AuthFastApi

Authentication microservice, the goal of this project is to learn Python and FastApi, it will be updated as new versions of these tools are released.

It is a microservice for user administration and authenication, using JWT tokens and encrypting the information within it, different approaches are used, that is why there may be different implementations performing the same functions.

Requirements

• Python 3.12+
• FastApi 0.124+
• Google account and activate Google cloud to obtain OAuth2 config values (Optional)

Important

It is necessary to complete the configuration file(.env), create the PEM files and place them in the root folder

Installing

1. Create a virtual environment

python -m venv .venv

2. Activate it (Linux, macOS)

source .venv/bin/activate

(Windows PowerShell)

.venv\Scripts\Activate.ps1

3. Install dependencies

pip install -r requirements.txt

4. Generate the RSA keys files and name them as 'private_key.pem' and 'public_key.pem', and place them in the project's root folder

openssl genrsa -out private_key.pem 2048

chmod 0400 private.pem

Use the private key file to extract the public key in PEM format

openssl rsa -in private_key.pem -pubout -out public_key.pem

5. Set configuration file (.env)

The microservice uses mongoDB as its database, so the connection string and other configurations (mongodb, JWT, CORS, logs, Google OAuth2) must be included

6. Run local development server

uvicorn src.main:app --reload

7. Open the next url in a browser to see the Swagger UI

http://127.0.0.1:8000/docs

Using with Docker

1. Create the image

docker build -t auth-service:latest .

Or download the image hosted in this repository.

docker pull ghcr.io/ablogo/authfastapi:latest

2. Run a container from the image previously created

docker run -p 8000:80 --env-file .env auth-service:latest

Google OAuth2

To implement this auth system, you need to obtain OAuth 2.0 credentials from the Google API Console.

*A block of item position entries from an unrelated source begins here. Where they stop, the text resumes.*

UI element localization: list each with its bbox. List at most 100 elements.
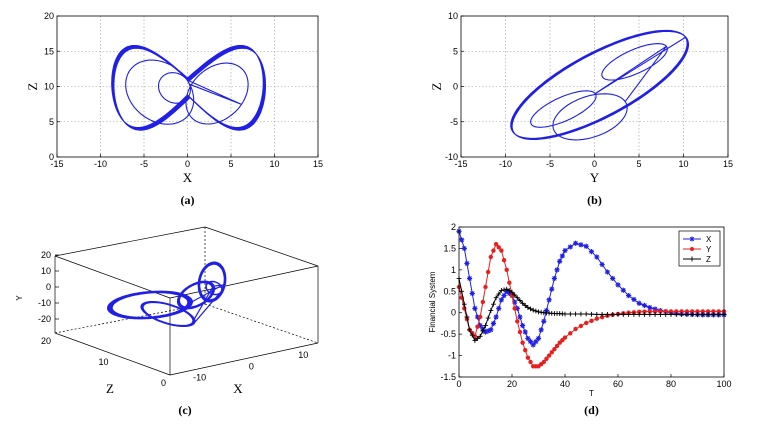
point-Z	[475, 336, 480, 341]
point-X	[636, 300, 642, 306]
x-tick-label: -10	[193, 373, 206, 383]
box-edge	[54, 332, 171, 376]
point-X	[493, 314, 499, 320]
point-X	[559, 253, 565, 259]
point-Z	[583, 311, 589, 317]
point-Y	[674, 309, 679, 314]
x-axis-label: X	[233, 381, 243, 396]
point-X	[517, 314, 523, 320]
point-X	[461, 245, 467, 252]
point-X	[652, 306, 658, 312]
y-tick-label: -1	[448, 351, 456, 361]
point-Y	[488, 254, 493, 260]
box-edge	[54, 226, 206, 257]
point-Z	[469, 332, 475, 338]
point-X	[482, 329, 489, 335]
legend-marker	[690, 247, 694, 251]
point-Z	[522, 303, 528, 308]
point-Z	[642, 312, 647, 317]
point-Y	[501, 258, 507, 263]
point-X	[464, 260, 470, 267]
point-Y	[668, 309, 674, 314]
y-tick-label: -0.5	[440, 329, 456, 339]
point-Z	[485, 315, 491, 321]
x-tick-label: 15	[313, 159, 323, 169]
point-Z	[578, 311, 584, 317]
point-Y	[493, 241, 499, 247]
point-Z	[488, 308, 494, 313]
y-tick-label: 0	[453, 82, 458, 92]
point-Y	[478, 314, 483, 320]
point-Z	[483, 323, 488, 328]
point-Y	[544, 356, 549, 361]
point-X	[488, 327, 494, 333]
point-X	[546, 297, 552, 303]
point-X	[477, 322, 483, 329]
point-Z	[610, 312, 616, 317]
point-Z	[636, 312, 642, 317]
point-Y	[485, 269, 491, 275]
y-tick-label: 20	[41, 250, 51, 260]
point-Z	[605, 312, 610, 317]
y-tick-label: 15	[44, 46, 54, 56]
x-tick-label: 60	[613, 379, 623, 389]
point-X	[535, 335, 542, 342]
point-X	[512, 299, 518, 305]
x-tick-label: -5	[140, 159, 148, 169]
y-tick-label: 10	[44, 82, 54, 92]
legend: XYZ	[678, 230, 721, 267]
y-tick-label: -20	[38, 314, 51, 324]
point-Z	[573, 311, 578, 317]
x-tick-label: 5	[636, 159, 641, 169]
panel-caption: (b)	[587, 193, 602, 207]
point-X	[522, 329, 528, 335]
plot-frame	[458, 226, 725, 378]
point-Y	[684, 309, 690, 314]
x-tick-label: 40	[560, 379, 570, 389]
point-X	[610, 275, 616, 282]
point-Z	[517, 298, 523, 303]
point-Z	[647, 312, 653, 317]
point-X	[604, 269, 610, 275]
x-axis-label: X	[183, 170, 193, 185]
point-Y	[504, 267, 509, 273]
point-X	[530, 342, 536, 348]
point-Y	[475, 324, 480, 329]
point-Y	[573, 326, 578, 332]
y-axis-label: Y	[15, 295, 24, 301]
point-X	[551, 275, 557, 282]
point-Z	[509, 289, 515, 295]
panel-caption: (c)	[178, 403, 191, 417]
point-Z	[493, 295, 499, 301]
point-Z	[594, 312, 600, 317]
x-tick-label: 0	[592, 159, 597, 169]
point-Z	[467, 327, 472, 333]
y-tick-label: 0	[451, 308, 456, 318]
point-Z	[615, 312, 621, 317]
point-Z	[530, 307, 536, 313]
point-Y	[652, 309, 658, 314]
legend-marker	[689, 256, 695, 262]
point-Z	[562, 311, 568, 317]
point-Z	[464, 314, 470, 320]
point-Y	[711, 309, 716, 314]
x-tick-label: 10	[298, 350, 308, 360]
point-X	[472, 305, 478, 312]
point-Z	[589, 311, 594, 317]
point-Y	[554, 343, 560, 349]
point-Z	[658, 312, 663, 317]
point-X	[474, 314, 481, 320]
point-Y	[512, 306, 517, 311]
point-X	[459, 237, 465, 243]
y-axis-label: Financial System	[428, 271, 437, 332]
point-X	[467, 275, 473, 282]
z-axis-label: Z	[106, 381, 114, 396]
point-Z	[679, 312, 684, 317]
point-Z	[520, 300, 525, 306]
panel-caption: (d)	[584, 403, 599, 417]
point-X	[514, 305, 520, 312]
z-tick-label: 0	[161, 378, 166, 388]
point-Z	[684, 312, 690, 317]
x-tick-label: 10	[678, 159, 688, 169]
point-Z	[631, 312, 637, 317]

Follow the steps on this page to obtain the credentials

Once you have done this, you must place those values in the .env file.

GOOGLE_OAUTH_ID=
GOOGLE_OAUTH_CLIENT=
GOOGLE_OAUTH_SECRET=

The following values should be customized based on your development, the scopes that you need and the links on your site.

GOOGLE_OAUTH_REDIRECT_RESPONSE=https://127.0.0.1:8000/auth/google-response
GOOGLE_OAUTH_JS_ORIGINS=http://127.0.0.1:8000,http://localhost:8081
GOOGLE_OAUTH_SCOPES=https://www.googleapis.com/auth/userinfo.email,https://www.googleapis.com/auth/userinfo.profile,openid

Note

Since the project is used for learning, it does not strictly follow the concept of microservices, where each microservice should have its own realm of responsability and use different approaches.